Your still rationing. Who works out who is and who doesn't come?
My ideal solution would be a gradual removal of all barriers to entry. However that isn't possible.
So why not make H1B open to all types of workers(not just on job titles/industries), and build in a bidding system based on salary. Maybe a system if you pay a substantial amount of salary, you're allowed unlimited.
The auction is a solution to the problem that the cap creates. Remove the cap and you don't need an auction.
H1B visas traditionally have been for skilled labor, under the assumption that these educated workers will help stimulate the economy. This is good as long as the workers don't drive down the wages for citizens working the same jobs, so an immigrant already has to make the same or more than U.S. citizens. Isn't that wage enough to achieve the goal of H1B visas?
"The auction is a solution to the problem that the cap creates."
The cap is a solution to the problem the lack of other controls -- like an auction -- creates. With an auction to allocate the visas to companies that need foreigners with actual rare and highly paid skills, we could drop the cap to a more reasonable level like 10,000 per year instead of the ludicrous and destructive 60k.

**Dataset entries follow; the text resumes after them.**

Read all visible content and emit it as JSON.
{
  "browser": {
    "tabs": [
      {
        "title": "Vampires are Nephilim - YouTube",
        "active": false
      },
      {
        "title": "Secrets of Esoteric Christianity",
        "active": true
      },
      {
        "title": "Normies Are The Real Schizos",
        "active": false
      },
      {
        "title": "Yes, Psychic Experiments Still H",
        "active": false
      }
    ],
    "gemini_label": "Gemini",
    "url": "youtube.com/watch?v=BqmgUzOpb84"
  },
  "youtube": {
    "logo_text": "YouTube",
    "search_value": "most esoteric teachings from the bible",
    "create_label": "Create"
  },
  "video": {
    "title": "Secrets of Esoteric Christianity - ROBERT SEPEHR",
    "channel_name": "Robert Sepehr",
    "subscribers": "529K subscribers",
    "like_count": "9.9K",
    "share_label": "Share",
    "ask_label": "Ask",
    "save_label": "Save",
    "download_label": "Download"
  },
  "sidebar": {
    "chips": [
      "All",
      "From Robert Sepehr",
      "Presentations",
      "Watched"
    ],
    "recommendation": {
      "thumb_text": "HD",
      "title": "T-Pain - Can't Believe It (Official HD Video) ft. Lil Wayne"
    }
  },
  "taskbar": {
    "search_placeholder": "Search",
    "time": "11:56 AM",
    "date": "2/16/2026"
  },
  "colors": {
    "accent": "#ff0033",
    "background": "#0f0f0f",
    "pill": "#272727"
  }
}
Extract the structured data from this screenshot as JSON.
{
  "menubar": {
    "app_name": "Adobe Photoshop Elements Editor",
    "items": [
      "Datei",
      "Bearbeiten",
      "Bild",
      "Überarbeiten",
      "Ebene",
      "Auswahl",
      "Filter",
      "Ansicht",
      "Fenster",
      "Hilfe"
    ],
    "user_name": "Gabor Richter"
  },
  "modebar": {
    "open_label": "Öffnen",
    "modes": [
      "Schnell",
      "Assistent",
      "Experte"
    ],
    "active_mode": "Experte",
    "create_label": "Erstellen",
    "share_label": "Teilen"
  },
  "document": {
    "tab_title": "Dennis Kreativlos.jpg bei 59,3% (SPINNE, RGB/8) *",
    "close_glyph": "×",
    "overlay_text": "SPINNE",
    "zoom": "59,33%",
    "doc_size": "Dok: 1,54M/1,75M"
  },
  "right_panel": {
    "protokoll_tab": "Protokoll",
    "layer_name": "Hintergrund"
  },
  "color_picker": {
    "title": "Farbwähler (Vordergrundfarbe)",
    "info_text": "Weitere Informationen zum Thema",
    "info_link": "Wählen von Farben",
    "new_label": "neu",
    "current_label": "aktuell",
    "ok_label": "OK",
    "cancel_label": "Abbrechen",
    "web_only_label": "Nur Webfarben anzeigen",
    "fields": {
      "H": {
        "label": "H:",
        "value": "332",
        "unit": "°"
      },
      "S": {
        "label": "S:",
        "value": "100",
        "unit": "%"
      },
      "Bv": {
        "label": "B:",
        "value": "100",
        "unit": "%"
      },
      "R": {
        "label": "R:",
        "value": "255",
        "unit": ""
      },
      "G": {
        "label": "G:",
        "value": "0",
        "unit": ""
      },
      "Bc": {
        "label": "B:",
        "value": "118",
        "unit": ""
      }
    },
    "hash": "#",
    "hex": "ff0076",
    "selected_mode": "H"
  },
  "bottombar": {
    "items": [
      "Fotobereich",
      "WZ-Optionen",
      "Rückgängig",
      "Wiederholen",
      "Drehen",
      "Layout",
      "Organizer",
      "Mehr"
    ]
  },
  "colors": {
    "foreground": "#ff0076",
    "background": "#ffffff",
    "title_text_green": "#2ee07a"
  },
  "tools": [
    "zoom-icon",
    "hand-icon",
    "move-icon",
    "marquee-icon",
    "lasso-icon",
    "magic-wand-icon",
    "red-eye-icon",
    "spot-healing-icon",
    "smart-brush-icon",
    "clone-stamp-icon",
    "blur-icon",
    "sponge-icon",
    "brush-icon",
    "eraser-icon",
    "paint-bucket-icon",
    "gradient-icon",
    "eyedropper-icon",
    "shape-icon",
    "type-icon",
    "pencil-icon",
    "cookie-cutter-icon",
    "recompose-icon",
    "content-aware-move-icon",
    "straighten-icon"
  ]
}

H1B isn't capped by skill or position, only by total visas, so I'm not sure what you're talking about with exotic skills.
H1B applicant wages must be higher than existing U.S. citizens, so if anything it's increasing average wages for educated labor and further incentivizing citizens to train for these skilled positions.
To use h1b you have to prove you have no native applicants. You get around that by putting stupidly specific skill in the job spec.
It would cap wage growth for people in the sector, because instead of increasing salary to attract candidates they search abroad for the same wage. It's a cap on wage growth.
"If anything it's incentivizing wage growth by making positive growth more liquid than negative growth." I'm sorry but most evidence says it reduces wage growth that particular area of employment.
It may increate economic growth overall, but those particular workers targeted get screwed.
This is why I think it should equally open for every sector, (Everybody gets screwed equally, which means prices will stay down) or bidding.